Se queria ou não queria fingir ser Trump, fato é que Bolsonaro, em 2018, estava menos confiante na vitória do que seu entorno. Ao fim do primeiro turno, quando a apuração lhe dava uma contundente vantagem, Bolsonaro teve uma espécie de estupefação. Embora imaginasse que sua rejeição era um impeditivo para superar qualquer adversário num eventual segundo, ele se dera conta, de uma hora para outra, de que podia até vencer em um único turno.
Em 2022, seu sentimento se inverteu. Apesar de ter moldado o discurso e a ação no segundo turno, atendendo a apelos de seus auxiliares, Bolsonaro via aliados abandonarem o barco, uns de forma explícita, outros de modo discreto. Mas ele próprio, tal como Trump, alardeava na reta final que a reeleição era inevitável, ostentando uma confiança incomum em sua candidatura.

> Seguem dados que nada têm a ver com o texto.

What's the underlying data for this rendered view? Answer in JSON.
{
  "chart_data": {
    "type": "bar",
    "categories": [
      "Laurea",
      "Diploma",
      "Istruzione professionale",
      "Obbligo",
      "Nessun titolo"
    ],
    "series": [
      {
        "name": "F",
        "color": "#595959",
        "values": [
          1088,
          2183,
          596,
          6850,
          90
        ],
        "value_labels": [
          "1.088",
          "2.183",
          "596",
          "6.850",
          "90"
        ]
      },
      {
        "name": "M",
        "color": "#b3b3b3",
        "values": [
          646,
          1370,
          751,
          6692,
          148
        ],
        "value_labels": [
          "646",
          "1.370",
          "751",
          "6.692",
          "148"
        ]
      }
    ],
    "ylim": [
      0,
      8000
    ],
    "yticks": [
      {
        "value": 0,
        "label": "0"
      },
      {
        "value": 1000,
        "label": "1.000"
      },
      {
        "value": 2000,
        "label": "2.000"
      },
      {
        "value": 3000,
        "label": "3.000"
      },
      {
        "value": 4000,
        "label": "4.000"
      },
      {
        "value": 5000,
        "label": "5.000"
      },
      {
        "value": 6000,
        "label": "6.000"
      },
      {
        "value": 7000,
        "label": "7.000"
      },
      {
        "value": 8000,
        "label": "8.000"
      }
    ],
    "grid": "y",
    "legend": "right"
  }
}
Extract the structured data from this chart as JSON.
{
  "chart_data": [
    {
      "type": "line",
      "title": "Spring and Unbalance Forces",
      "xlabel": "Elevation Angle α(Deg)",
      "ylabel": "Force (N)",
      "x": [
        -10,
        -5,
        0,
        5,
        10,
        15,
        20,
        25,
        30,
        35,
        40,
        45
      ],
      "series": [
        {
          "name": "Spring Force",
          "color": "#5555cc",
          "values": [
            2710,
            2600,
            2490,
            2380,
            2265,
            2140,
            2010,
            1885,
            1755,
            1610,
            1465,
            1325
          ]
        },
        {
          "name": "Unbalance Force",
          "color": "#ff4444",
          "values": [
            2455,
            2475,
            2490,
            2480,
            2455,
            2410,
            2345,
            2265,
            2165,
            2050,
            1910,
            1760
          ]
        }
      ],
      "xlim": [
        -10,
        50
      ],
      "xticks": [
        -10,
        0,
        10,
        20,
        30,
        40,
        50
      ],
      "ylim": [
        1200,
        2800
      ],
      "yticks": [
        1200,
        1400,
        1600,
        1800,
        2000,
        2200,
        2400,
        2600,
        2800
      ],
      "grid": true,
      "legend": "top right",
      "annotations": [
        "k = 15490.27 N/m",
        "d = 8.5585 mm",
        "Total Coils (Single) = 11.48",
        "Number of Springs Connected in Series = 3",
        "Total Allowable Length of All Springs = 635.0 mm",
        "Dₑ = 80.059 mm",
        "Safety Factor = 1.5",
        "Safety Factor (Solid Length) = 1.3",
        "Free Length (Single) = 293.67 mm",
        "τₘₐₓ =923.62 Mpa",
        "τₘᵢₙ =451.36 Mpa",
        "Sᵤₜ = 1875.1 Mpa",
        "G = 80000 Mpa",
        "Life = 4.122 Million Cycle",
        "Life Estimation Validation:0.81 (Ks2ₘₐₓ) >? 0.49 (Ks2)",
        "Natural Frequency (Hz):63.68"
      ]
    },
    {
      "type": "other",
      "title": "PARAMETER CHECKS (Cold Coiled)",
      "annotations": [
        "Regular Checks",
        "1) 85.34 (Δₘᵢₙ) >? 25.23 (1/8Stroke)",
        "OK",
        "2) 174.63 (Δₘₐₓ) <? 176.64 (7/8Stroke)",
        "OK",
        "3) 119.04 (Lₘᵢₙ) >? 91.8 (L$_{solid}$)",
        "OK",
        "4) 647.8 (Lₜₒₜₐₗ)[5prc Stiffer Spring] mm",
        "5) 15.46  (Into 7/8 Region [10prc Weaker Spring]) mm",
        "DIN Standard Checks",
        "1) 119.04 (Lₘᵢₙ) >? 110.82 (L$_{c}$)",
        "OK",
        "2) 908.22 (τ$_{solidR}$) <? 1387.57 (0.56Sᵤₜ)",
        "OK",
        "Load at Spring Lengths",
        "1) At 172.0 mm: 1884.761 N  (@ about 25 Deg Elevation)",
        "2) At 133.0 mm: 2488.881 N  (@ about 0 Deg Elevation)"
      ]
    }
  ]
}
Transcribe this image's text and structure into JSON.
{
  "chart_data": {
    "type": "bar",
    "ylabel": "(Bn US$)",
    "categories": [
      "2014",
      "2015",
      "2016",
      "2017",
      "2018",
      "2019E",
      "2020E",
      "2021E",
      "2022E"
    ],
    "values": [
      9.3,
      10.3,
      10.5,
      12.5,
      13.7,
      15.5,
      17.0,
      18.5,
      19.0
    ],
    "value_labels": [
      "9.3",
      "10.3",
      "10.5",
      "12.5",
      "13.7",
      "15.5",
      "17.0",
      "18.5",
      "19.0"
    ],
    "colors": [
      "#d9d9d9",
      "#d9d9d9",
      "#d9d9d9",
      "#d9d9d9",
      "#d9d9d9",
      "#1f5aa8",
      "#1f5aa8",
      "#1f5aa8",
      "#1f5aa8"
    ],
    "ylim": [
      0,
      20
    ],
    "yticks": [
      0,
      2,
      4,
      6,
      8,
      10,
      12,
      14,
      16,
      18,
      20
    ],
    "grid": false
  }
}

Por ora, Bolsonaro não questionou as urnas eletrônicas ou a vitória de Lula. Quem esteve com o presidente desde domingo usa palavras como “triste”, “abalado”, “cabisbaixo” e “perdido” para descrevê-lo no pós-derrota. Setores do bolsonarismo tentam o golpe, mas é cada vez mais improvável que essa opção prospere.
Antes de tentar tumultuar o País, Bolsonaro precisa se recuperar psicologicamente. O “Trump dos Trópicos” talvez esteja mais para aquela moça da música que “brincava de princesa” e “acostumou na fantasia”. Seus delírios têm data para acabar: 31 de dezembro, o último dia do mandato. Até lá, esperamos que Bolsonaro cumprimente Lula – ou ao menos reconheça que sua própria fantasia acabou.